= Ellen Kandeler =

German biologist and agricultural scientist (born 1957)

Ellen Kandeler (born 16 June 1957, in Berlin) is a German biologist and agricultural scientist specialising in soil biology at University of Hohenheim. She also heads the Soil Biology area in the EU Biofector project.

== Life and work ==
After leaving school in Vienna in 1975 Kandeler studied biology at the University of Vienna and obtained a diploma in 1979. She then attained a doctorate in chemical plant physiology in 1983 at the same university, and afterwards worked as a scientific assistant at the State Institute of Soil Science in Vienna (1983 to 1995) and as a university lecturer at the Institute of Soil Science and Engineering Geology at the Zoological Institute at Vienna University (1987 to 1998). In parallel, she received habilitation with Venia legendi for the area of soil biology at the Vienna University of Soil Science in Vienna and took over as leader of Soil Microbiology Department and the Research Centre at the State Office of Agriculture in Vienna (1995 to 1998). She also became deputy to the Professor of Soil Biology and Ecology at the Agricultural Faculty of Halle-Wittenberg University. In 1998 Kandeler was invited to take up a Professorship in the area of soil biology at the Institute of Soil Science at Hohenheim University.

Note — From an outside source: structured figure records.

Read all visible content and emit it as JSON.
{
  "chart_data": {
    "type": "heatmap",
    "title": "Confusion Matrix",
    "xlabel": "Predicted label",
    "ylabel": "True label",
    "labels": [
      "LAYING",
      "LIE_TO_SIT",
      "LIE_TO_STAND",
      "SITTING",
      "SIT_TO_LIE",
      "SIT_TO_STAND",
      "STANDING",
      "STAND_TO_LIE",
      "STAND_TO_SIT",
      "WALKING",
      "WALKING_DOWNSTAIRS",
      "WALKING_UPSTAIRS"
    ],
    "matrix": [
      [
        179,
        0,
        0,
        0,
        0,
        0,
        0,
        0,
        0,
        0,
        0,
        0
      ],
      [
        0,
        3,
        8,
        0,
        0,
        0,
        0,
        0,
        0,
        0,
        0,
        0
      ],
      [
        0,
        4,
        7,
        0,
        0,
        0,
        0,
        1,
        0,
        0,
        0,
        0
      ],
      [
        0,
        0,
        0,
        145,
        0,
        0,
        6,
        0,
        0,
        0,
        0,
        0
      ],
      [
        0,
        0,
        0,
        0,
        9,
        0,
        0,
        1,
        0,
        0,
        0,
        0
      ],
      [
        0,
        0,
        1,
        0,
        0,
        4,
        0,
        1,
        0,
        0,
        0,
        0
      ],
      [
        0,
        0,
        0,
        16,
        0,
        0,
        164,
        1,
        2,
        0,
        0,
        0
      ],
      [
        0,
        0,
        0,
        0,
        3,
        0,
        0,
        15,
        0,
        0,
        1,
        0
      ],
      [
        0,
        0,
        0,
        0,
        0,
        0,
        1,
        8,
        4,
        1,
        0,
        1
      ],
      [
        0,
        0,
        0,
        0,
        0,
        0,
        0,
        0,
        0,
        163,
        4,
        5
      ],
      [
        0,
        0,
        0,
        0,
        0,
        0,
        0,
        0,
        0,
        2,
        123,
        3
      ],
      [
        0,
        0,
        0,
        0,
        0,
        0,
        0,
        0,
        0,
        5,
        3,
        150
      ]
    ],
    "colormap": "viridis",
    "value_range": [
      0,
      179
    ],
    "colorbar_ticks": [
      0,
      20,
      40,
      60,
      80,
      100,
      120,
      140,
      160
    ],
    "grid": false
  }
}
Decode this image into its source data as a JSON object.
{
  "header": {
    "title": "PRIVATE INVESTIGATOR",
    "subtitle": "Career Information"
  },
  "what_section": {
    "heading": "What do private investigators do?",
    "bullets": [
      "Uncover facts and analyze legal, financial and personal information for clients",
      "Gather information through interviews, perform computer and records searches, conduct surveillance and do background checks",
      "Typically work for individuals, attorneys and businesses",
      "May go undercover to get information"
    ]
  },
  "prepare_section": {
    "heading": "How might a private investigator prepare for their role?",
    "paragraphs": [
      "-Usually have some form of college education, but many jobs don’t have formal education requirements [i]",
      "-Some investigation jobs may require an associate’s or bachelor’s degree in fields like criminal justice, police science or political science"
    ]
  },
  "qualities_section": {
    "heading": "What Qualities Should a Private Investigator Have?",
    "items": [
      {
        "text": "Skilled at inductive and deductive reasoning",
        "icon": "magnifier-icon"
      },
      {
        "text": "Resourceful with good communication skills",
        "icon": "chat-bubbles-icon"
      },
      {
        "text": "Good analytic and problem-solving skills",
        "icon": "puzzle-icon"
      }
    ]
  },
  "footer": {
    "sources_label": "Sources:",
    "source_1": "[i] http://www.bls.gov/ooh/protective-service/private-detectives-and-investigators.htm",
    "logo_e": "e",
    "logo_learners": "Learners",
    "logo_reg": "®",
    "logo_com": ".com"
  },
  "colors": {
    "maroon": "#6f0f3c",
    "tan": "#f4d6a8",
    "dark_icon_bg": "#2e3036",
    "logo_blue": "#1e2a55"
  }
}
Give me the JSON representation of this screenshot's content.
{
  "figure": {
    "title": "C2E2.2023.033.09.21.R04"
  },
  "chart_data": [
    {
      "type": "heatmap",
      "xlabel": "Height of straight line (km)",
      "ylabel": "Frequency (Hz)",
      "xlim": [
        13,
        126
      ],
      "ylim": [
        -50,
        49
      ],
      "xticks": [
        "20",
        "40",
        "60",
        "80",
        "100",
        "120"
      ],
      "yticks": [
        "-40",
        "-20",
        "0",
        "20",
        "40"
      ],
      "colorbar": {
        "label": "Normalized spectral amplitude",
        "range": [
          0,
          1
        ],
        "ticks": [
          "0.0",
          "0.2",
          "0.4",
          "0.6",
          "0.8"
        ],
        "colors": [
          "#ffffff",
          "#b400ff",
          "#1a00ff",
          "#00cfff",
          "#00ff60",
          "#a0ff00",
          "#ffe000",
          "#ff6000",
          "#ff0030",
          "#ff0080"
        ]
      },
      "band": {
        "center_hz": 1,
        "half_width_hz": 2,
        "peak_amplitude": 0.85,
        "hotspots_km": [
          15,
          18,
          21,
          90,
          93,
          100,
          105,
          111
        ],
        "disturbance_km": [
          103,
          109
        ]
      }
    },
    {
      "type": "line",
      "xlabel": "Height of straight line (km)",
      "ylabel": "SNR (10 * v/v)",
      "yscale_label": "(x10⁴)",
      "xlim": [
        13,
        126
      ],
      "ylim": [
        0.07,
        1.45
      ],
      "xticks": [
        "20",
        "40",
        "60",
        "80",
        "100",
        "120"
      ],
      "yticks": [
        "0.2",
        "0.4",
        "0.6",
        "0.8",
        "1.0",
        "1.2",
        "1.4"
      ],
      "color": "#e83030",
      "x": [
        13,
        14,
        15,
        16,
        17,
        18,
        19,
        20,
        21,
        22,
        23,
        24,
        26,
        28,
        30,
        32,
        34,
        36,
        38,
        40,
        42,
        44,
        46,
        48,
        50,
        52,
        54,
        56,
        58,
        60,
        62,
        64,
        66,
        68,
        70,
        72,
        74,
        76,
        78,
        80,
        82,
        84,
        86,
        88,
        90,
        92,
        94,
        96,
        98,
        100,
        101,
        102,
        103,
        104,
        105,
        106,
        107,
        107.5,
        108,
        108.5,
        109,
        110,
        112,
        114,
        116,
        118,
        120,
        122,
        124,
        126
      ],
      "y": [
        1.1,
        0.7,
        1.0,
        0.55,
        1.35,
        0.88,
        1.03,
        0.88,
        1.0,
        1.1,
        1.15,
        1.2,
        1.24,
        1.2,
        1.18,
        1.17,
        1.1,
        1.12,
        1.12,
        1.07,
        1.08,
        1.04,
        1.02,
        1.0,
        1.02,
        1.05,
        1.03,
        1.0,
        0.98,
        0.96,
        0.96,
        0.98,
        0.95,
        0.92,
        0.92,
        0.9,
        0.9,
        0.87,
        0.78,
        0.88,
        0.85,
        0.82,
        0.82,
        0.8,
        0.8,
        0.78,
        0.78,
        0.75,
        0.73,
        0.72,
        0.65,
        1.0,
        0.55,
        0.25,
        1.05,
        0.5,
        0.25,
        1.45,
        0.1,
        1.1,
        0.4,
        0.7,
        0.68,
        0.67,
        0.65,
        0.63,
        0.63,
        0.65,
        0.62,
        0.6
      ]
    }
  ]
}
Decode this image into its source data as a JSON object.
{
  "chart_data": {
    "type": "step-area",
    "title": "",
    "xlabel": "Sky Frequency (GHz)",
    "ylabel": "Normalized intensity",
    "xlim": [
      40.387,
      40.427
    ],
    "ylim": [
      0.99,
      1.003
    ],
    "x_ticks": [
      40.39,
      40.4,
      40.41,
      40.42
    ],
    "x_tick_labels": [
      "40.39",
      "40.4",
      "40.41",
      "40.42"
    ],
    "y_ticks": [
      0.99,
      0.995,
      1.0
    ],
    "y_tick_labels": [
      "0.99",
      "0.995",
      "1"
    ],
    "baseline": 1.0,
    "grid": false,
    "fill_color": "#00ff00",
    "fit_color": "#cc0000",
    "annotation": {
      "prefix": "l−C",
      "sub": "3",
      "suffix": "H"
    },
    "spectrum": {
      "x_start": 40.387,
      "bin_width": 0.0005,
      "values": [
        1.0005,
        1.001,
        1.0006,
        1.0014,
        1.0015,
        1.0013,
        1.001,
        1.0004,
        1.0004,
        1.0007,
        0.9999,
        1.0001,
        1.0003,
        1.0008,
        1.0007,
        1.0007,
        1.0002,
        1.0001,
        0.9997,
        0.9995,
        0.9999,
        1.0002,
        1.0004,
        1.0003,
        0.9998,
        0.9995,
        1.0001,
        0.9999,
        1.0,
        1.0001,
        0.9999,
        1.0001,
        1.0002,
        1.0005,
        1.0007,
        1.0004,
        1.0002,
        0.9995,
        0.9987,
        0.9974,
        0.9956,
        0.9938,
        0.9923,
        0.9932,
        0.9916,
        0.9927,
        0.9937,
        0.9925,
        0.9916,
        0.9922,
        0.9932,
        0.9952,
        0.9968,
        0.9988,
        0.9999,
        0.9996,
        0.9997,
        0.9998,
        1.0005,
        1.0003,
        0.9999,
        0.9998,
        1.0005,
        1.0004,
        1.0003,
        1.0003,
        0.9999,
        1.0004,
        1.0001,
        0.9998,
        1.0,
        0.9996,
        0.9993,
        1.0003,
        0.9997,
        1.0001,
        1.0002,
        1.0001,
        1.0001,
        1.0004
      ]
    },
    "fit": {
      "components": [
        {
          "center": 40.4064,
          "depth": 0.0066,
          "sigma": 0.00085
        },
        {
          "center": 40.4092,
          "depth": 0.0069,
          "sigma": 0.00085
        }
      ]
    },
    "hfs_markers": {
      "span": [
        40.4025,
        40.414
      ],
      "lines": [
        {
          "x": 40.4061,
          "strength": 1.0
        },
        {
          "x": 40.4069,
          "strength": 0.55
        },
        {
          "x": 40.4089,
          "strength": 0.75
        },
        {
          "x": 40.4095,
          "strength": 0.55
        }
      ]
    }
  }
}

== Main fields of research ==
- Soil microbiology; microbial ecology; soil ecology
- Teaching emphasis: Deputy Head of the area soil biology for B.Sc., M.Sc. and Diploma students in the fields of Agricultural Science, Agricultural Biology and Biology; Geo- and Eco-Microbiology; Molecular Soil Microbiology; Biology of Soil Biochemistry; Biology of the Rhizosphere
- Managing Director of the Institute of Soil Science and member of the Faculty Board and the Large Instrument Commission (2000–2002)

== Memberships ==
- International Soil Science Society
- Society of German Agricultural Inspection and Research Institutes (VDLUFA)
- German Soil Science Society
- Soil Science Society of America

== Publications (selection) ==
- List of publications by Ellen Kandeler on the web pages of Hohenheim University
- Kandeler, F. (1996). "Influence of heavy metals on the functional diversity of soil microbial communities"
- Bradford, M. A. (2002). "Impacts of Soil Faunal Community Composition on Model Grassland Ecosystems"
- Deiglmayr, Kathrin (2004). "Structure and activity of the nitrate-reducing community in the rhizosphere of Lolium perenne and Trifolium repens under long-term elevated atmospheric pCO2"
- Ruess, Liliane (2005). "Application of Lipid Analysis to Understand Trophic Interactions in Soil"
- Kandeler, Ellen (2005). "Soil Biology"

== Literature ==
- Ulrich Fellmeth: Ellen Kandeler im Hohenheimer Professorenlexikon; Die akademischen Lehrer an der Universität Hohenheim 1968 - 2005 (mit K. Quast), Stuttgart Seite 218 f.